De repente, fue imposible dejar de pensar en la tan aclamada Provincia del Cartama. Una iniciativa a la que se han sumado once (11) municipios del suroeste antioqueño fundamentados en una posibilidad otorgada por la Constitución Política a los territorios para que se ordenen alrededor de sus “similitudes sociales, económicas, culturales y ambientales”. El haber contado con una infancia correteada y cabalgada en ésta bella montaña de la cordillera occidental, me lleva a aseverar que urgen iniciativas que ordenen el territorio. Estamos perdiendo invaluables recursos en el afán económico. Pero, ¿es la Provincia la mejor manera de solucionar éste desorden territorial?

Ésta pregunta sólo se responderá en la medida en la que los ciudadanos de a pie nos interesemos en participar en un proceso que será trascendental para la región y para cada uno de los que soñamos en construir futuro y familia en las montañas que nos vieron nacer. La participación ciudadana en éstos procesos es un deber del Estado pero, como dirían los abuelos, “allá no lo van a llevar de las orejas”.

En un momento crucial para Colombia, donde la unión de voluntades ciudadanas se convierte en la única salida a las dificultades generadas en la polarización politiquera, las propuestas que surjan de los territorios y la articulación de éstas en los diferentes esquemas de ordenamiento y planeación nacional, permitirán abrir las puertas a un desarrollo nacional eficaz, eficiente y con verdaderos componentes de igualdad en cada rincón del país.
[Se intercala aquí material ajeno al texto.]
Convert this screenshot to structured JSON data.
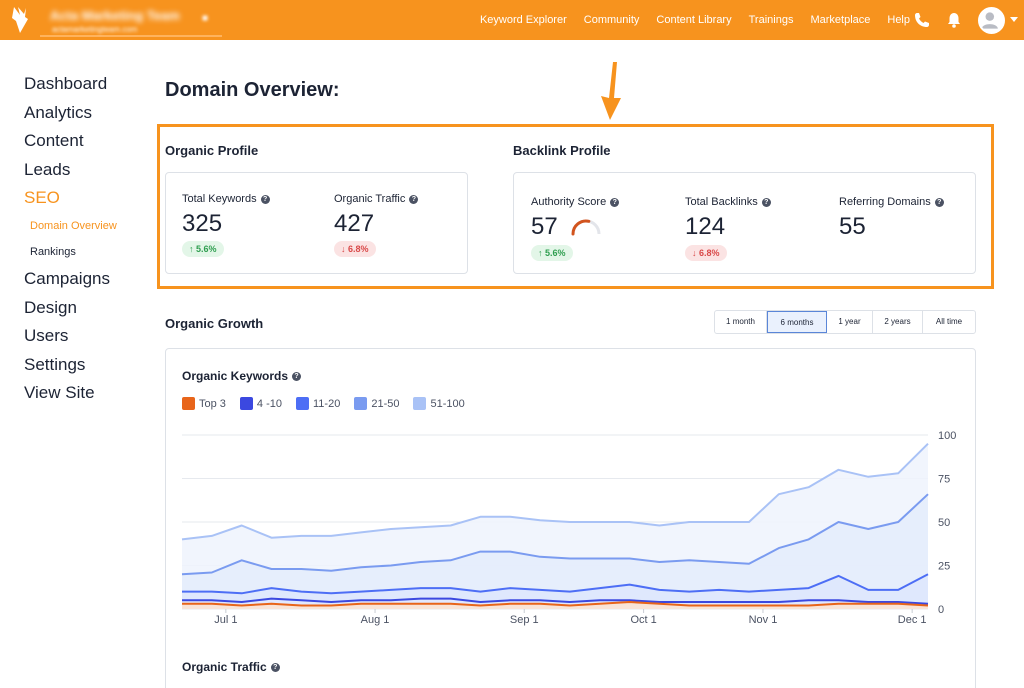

Pero, al igual que las normas colombianas,  mis pensamientos se pierden por instantes. Es inevitable mezclar todos éstos sucesos con aquellos recuerdos de cabalgatas entre potreros, haciendas y cultivos de papa, mora y frijol. Ahora los deseos de observar la inmensidad de la vereda se estrellan, a tan sólo un par de metros, con miles de pinos “exóticos”. Las grandes casas de cancel, los ladridos de los perros y el silbido en los potreros han desaparecido. Los cantos de los pájaros volaron en el cambio de ecosistemas.

Así, con el paso lento y seguro de mi cabalgadura, y ante la imposibilidad de disfrutar de trinos de las aves que habitaban Rio Frío, volví a pensar en el futuro de nuestras montañas en éste gélido desierto de árboles. Algo podemos hacer! A pocos metros ya observo los primeros rayos solares y la esperanza empieza a calentar el torrente sanguíneo y cada articulación del cuerpo. La alegría poder sentir los primeros rayos de sol reafirma mi posición de apostarle desarrollo sostenible de nuestro territorio.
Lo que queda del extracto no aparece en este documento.